Augustine Mahiga : C’est l’un des domaines où la nomination des parlementaires a été lente. Les noms de candidats qui ont été renvoyés aux Sages l’ont été parce qu’il n’y avait pas suffisamment de noms de femmes candidates. Même si ces candidats respectent plusieurs autres critères d’éligibilité, nous continuons d’insister sur le fait qu’il y a beaucoup de femmes candidates. Ce n’est donc pas le manque de femmes qui est en cause, simplement la volonté politique des Sages et les manipulations qui peuvent conduire à vouloir remplacer les femmes par les hommes. Je suis confiant qu’au travers de ce processus de supervision, nous devrions être en mesure d’avoir plus de femmes parlementaires que jamais. L’objectif de 30% avait été presque atteint par l’Assemblée constituante, nous étions à 24%. J’espère que nous nous rapprocherons de cet objectif au Parlement.

Centre d’actualités : Où voyez-vous la Somalie le 20 août 2013 ?

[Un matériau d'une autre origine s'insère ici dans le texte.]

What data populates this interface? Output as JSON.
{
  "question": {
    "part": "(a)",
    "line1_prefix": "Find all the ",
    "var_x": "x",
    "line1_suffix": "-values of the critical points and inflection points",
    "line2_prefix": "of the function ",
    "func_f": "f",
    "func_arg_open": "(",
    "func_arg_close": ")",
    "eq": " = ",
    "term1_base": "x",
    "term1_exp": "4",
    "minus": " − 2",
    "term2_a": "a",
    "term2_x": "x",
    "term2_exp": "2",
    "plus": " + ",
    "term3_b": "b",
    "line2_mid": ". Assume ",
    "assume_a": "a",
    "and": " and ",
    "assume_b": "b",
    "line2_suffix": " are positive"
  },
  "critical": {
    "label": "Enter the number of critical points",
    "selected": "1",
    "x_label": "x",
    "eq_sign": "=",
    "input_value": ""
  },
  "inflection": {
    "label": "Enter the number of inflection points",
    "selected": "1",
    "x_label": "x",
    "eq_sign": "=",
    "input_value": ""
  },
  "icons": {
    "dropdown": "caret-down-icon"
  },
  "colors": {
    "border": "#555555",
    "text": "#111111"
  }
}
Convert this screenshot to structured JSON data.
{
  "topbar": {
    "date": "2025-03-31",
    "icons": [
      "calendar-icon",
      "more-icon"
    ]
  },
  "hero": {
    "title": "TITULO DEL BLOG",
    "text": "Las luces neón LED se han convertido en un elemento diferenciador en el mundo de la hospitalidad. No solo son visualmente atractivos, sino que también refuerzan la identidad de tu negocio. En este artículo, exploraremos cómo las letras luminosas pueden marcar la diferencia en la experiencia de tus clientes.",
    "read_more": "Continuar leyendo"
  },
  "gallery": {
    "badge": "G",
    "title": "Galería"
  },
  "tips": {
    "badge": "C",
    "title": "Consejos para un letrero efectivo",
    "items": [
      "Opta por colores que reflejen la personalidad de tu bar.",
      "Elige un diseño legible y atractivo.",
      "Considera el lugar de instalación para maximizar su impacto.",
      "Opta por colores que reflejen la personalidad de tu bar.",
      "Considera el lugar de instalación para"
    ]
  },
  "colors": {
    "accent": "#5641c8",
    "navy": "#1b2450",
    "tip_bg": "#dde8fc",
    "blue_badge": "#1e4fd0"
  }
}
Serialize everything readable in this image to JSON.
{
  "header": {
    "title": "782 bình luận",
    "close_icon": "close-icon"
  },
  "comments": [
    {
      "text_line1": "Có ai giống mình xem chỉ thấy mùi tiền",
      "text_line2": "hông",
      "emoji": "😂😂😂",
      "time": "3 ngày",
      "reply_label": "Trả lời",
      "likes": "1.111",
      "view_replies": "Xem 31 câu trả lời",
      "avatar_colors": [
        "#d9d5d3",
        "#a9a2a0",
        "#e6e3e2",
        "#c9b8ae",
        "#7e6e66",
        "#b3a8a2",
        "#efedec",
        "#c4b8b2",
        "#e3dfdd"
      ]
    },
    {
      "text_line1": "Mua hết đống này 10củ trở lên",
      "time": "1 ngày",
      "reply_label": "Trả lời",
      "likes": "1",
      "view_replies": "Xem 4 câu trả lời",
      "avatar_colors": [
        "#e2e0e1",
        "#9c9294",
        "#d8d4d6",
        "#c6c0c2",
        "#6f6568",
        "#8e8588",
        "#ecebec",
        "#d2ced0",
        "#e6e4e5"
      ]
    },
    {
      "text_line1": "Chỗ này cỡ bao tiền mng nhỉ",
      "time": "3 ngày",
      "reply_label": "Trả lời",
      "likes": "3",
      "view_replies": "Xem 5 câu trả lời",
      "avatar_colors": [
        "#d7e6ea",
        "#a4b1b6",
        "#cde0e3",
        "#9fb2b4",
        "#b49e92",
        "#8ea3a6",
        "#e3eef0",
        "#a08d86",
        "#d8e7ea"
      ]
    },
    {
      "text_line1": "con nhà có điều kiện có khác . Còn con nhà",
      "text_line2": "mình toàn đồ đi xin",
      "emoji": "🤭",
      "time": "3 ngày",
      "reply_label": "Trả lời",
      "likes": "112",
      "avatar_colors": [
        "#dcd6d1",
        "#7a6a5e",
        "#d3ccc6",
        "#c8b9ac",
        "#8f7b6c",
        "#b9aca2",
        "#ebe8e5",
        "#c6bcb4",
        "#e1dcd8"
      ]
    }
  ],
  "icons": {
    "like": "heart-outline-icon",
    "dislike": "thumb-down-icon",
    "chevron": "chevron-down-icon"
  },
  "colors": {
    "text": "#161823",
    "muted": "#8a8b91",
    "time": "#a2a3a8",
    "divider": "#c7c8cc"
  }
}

des policiers ougandais de l’AMISOM. Photo ONU/S. Price

Augustine Mahiga : Un an, c’est long en politique. Si je compare la Somalie d’août 2011 à celle d’aujourd’hui, elle a fait un bond en avant considérable, que ce soit en politique ou s’agissant de la paix. Je suis confiant que, d’ici un an, la constitution sera non seulement la base de nouvelles institutions, mais qu’elle fournira aussi une direction aux politiques et programmes du pays. Il y aura certainement de davantage de zones sûres, à cause du recul et de la neutralisation des milices Al-Shabaab, mais aussi de la réintégration de certain de leurs éléments. D’ici un an, nous espérons que la Somalie sera au début d’un nouveau système politique pluraliste qui pose les fondations d’élections directes, à la fois locales et nationales. D’ici un an, je suis confiant que non seulement la reconstruction sera menée par les Somaliens eux-mêmes, principalement par la diaspora, mais que l’investissement privé fera son apparition. Je crois également qu’une fois que le gouvernement sera en place, les questions de sécurité qui continuent de se poser, comme la piraterie, seront traitées de manière plus décisive à travers l’application des lois et qu’il sera possible de faire respecter l’état de droit. Ce sera un changement global, une Somalie nouvelle, plus sûre, dotée d’un nouveau leadership et largement en avance sur ce qu’elle est aujourd’hui et ce qu’elle a été au cours des 12 derniers mois.